(Reuters) -India’s Paytm on Tuesday reported a wider sequential loss for the March quarter as one-time employee stock option costs weighed on earnings.
The digital payments firm posted a loss of 5.4 billion rupees ($64.03 million) for the three months ended March 31, compared with a loss of 2.08 billion rupees in the previous quarter.
Founder and CEO Vijay Shekhar Sharma gave up 210 million in employee stock options (ESOP) during the quarter, triggering a one-time expense of 4.92 billion rupees.
The company expects ESOP costs to decline to up to 750 million rupees for April-June, compared to 1.69 billion rupees in the January-March quarter.
Sharma’s move came months after India’s market regulator determined that the grant of 21 million ESOPs to Sharma violated its rules governing share-based employee benefits.
One of India’s first fintech firms to go public, Paytm said its earnings before interest, taxes, depreciation, and amortization (EBITDA) before the cost of employee stock options, was 810 million rupees, compared to negative 410 million rupees in the previous quarter.
Analysts at Motilal Oswal expected the company to report EBITDA before ESOP breakeven in the quarter, while Emkay Global expected the company to post a positive number for the metric.

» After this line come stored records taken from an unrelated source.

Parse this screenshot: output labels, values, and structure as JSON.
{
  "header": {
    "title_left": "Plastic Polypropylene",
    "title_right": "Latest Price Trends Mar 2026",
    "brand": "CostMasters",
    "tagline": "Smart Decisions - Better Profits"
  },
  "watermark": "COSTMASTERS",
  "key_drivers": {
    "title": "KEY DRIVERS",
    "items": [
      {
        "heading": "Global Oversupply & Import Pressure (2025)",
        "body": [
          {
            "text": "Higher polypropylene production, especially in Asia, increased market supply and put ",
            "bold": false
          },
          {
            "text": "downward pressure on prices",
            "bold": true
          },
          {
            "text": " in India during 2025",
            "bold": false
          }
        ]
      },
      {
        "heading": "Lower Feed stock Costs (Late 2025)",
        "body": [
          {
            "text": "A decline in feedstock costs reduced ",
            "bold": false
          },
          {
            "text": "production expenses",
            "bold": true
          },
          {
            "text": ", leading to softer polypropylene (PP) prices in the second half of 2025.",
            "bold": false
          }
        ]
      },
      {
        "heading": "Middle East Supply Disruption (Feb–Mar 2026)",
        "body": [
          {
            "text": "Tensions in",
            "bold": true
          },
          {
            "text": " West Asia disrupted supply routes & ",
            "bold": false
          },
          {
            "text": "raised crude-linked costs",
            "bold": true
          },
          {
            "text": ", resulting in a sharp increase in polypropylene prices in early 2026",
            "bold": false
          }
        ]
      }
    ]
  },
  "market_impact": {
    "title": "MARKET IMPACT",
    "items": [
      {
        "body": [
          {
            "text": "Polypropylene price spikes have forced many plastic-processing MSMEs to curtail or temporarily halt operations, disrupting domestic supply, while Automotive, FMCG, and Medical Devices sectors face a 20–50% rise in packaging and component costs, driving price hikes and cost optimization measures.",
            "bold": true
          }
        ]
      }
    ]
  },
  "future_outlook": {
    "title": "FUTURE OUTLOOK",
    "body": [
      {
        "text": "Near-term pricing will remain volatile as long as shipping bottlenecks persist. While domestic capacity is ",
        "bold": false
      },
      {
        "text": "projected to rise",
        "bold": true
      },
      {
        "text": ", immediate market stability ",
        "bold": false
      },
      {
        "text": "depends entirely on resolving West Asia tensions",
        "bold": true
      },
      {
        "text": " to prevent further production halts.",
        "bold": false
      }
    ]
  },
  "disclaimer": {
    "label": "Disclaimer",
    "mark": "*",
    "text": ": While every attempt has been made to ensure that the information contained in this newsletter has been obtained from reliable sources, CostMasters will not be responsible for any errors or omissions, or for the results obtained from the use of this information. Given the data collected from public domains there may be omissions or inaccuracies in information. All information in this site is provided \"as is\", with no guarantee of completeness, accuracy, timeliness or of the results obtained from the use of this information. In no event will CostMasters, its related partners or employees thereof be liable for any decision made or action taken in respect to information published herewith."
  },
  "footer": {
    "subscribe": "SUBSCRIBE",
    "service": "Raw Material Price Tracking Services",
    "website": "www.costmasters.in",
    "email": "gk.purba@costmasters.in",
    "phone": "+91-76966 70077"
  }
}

Paytm’s revenue from operations rose 4.6% sequentially to 19.12 billion rupees, as the company continued to recover from the winding down of its payments bank unit.
Revenue from financial services, which includes its loan business, rose 9% and payment services business climbed 4%.
The country’s financial regulator wound down Paytm’s banking unit in January 2024, citing persistent compliance issues, sparking worries about its digital payments business and leading to a near 60% drop in Paytm’s stock within two weeks.
Since then, however, it received regulatory approval to sign on new Unified Payments Interface (UPI) users, helping the stock recover.